New „market fear“ index: traders can bet on crypto volatility
COTI’s new Crypto Volatility Index gives traders the opportunity to profit from the highly volatile cryptocurrency markets.
COTI, a blockchain fintech startup, has launched a new cryptocurrency index that allows traders to profit from market volatility.
The new Crypto Volatility Index, or CVI, brings the traditional „market fear index“ to the crypto market. With it, users can open positions with Tether (UDST).
Gibraltar-based COTI said traders can use the new index to open CVI positions for high and low volatility. „Users who expect volatility to increase Bitcoin Lifestyle can open a CVI position. If they are right, they can make profit by selling their position once the index has risen,“ COTI said.

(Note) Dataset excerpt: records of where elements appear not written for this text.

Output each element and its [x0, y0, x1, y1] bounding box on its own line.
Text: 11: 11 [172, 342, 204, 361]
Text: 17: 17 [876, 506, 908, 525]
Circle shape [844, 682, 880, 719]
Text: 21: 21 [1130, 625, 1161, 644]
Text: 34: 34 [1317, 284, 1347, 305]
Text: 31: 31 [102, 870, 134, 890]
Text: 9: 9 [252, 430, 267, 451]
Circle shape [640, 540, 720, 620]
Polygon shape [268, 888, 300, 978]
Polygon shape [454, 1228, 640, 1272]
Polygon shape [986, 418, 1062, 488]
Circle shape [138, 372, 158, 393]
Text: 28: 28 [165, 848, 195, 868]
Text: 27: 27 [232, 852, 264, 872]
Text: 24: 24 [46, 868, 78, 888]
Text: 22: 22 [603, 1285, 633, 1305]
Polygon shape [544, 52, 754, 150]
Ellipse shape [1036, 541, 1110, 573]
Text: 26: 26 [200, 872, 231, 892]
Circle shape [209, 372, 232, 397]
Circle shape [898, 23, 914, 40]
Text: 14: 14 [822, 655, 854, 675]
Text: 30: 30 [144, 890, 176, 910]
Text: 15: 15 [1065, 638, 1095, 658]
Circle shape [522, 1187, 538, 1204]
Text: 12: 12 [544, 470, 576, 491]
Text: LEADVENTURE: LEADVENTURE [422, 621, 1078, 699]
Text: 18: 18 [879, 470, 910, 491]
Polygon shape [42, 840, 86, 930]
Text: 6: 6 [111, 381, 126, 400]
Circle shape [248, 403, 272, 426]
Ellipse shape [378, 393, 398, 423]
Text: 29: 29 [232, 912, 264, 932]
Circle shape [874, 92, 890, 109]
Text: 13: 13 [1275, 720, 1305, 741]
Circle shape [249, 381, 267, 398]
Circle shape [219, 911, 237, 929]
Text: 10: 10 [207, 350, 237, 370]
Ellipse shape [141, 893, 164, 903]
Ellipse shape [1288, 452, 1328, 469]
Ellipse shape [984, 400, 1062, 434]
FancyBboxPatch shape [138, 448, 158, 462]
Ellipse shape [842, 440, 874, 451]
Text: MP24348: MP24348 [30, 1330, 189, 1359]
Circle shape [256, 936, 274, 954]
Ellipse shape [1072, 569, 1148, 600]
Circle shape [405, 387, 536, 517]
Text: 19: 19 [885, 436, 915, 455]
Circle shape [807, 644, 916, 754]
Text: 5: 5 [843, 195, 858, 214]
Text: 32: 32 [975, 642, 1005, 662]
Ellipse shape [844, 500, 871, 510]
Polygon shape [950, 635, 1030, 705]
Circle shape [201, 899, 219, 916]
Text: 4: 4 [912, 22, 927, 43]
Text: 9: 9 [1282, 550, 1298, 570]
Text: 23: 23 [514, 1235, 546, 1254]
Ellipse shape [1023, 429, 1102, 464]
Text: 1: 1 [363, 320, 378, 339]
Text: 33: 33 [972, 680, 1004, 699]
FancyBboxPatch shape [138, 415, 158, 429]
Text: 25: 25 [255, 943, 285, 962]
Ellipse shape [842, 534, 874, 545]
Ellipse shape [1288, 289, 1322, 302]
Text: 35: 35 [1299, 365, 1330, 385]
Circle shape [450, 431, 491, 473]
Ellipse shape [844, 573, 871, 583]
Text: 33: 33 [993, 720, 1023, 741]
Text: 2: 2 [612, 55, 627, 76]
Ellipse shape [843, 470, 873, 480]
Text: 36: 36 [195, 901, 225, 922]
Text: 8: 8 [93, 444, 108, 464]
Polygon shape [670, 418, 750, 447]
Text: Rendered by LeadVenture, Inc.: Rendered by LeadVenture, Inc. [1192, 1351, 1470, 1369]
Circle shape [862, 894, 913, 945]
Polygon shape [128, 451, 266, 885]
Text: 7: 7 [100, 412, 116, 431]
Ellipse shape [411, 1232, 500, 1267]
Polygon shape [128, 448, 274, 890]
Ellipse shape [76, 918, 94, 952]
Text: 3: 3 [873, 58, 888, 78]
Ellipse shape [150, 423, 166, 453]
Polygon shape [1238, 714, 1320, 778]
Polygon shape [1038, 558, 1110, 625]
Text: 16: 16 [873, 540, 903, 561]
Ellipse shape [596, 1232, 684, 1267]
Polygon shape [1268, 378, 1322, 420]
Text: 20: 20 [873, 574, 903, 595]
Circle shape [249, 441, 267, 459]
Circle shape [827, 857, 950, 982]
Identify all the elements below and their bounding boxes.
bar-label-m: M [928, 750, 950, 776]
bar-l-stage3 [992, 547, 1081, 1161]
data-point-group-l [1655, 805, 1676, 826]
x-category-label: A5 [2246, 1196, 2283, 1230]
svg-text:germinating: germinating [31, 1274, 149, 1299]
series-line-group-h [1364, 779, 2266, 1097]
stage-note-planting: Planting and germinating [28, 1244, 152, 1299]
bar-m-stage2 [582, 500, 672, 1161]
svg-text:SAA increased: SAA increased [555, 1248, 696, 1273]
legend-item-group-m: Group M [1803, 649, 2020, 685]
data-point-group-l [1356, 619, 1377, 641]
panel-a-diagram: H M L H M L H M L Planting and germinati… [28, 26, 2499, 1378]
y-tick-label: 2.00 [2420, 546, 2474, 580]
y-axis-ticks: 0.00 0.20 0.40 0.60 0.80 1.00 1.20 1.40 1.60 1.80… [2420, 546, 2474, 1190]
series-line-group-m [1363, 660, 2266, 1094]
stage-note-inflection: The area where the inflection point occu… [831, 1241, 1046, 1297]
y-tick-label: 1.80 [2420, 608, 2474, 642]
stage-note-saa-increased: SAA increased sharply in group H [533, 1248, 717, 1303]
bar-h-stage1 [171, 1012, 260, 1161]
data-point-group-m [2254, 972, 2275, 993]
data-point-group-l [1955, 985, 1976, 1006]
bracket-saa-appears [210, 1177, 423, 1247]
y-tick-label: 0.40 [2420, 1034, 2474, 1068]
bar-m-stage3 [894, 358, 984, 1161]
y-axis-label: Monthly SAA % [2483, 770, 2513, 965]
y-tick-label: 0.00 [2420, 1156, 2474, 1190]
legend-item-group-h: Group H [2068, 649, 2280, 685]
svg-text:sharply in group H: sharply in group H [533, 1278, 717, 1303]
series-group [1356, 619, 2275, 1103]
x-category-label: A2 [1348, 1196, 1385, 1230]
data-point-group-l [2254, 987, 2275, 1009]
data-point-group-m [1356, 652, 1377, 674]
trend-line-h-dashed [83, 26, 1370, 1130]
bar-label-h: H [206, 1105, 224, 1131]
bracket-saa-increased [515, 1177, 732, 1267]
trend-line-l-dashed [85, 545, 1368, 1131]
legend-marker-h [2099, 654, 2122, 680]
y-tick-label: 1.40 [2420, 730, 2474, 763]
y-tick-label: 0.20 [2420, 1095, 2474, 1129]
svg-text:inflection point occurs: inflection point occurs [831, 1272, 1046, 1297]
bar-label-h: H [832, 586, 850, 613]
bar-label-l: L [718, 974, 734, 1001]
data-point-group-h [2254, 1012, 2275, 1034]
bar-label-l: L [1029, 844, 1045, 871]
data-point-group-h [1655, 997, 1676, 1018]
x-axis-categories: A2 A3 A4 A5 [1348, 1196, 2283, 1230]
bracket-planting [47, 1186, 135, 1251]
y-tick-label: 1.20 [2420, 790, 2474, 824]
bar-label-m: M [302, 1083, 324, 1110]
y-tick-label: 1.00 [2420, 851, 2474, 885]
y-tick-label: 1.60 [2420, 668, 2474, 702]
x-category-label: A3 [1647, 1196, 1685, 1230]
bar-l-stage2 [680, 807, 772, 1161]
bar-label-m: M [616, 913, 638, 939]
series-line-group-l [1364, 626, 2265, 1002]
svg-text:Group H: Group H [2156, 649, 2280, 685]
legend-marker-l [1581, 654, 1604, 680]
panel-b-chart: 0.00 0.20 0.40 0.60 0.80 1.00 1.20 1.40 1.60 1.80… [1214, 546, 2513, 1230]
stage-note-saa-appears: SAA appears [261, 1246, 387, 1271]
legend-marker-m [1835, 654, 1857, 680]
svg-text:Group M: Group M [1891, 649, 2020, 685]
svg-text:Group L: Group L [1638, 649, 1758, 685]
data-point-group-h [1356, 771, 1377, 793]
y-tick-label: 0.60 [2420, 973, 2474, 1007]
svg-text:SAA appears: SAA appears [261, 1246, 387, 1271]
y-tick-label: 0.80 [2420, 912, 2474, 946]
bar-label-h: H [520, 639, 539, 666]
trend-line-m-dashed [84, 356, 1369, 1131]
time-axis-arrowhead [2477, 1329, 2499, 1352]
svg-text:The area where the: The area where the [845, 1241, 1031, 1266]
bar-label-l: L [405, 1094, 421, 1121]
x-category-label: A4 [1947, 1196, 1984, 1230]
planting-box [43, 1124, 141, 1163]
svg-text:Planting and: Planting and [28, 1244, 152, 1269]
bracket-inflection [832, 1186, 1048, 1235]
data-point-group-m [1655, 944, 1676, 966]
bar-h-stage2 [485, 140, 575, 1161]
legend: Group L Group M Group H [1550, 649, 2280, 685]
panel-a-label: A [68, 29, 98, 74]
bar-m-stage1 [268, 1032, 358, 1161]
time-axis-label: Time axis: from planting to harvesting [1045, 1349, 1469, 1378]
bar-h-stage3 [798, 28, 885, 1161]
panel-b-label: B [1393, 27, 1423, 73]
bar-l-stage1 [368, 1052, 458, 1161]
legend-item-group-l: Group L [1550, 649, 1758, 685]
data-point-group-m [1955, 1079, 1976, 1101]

Traders profit by collecting fees
In contrast, traders who expect volatility to stay low can provide liquidity to the platform. If that is true, traders profit by collecting fees from traders who have opened CVI positions.
CVI liquidity providers must deposit USDT for at least 72 hours. CVI traders must hold an open position for at least 6 hours before selling or closing it.
Users can link their accounts to major wallets such as MetaMask or Trust Wallet. COTI plans to support Ether (ETH) and COTI tokens (COTI) for deposits in the near future.
With the launch of the CVI mainnet, users will also be able to use GOVI, the proprietary governance token of the CVI index, for staking. With the token, users can earn platform fees and participate in voting.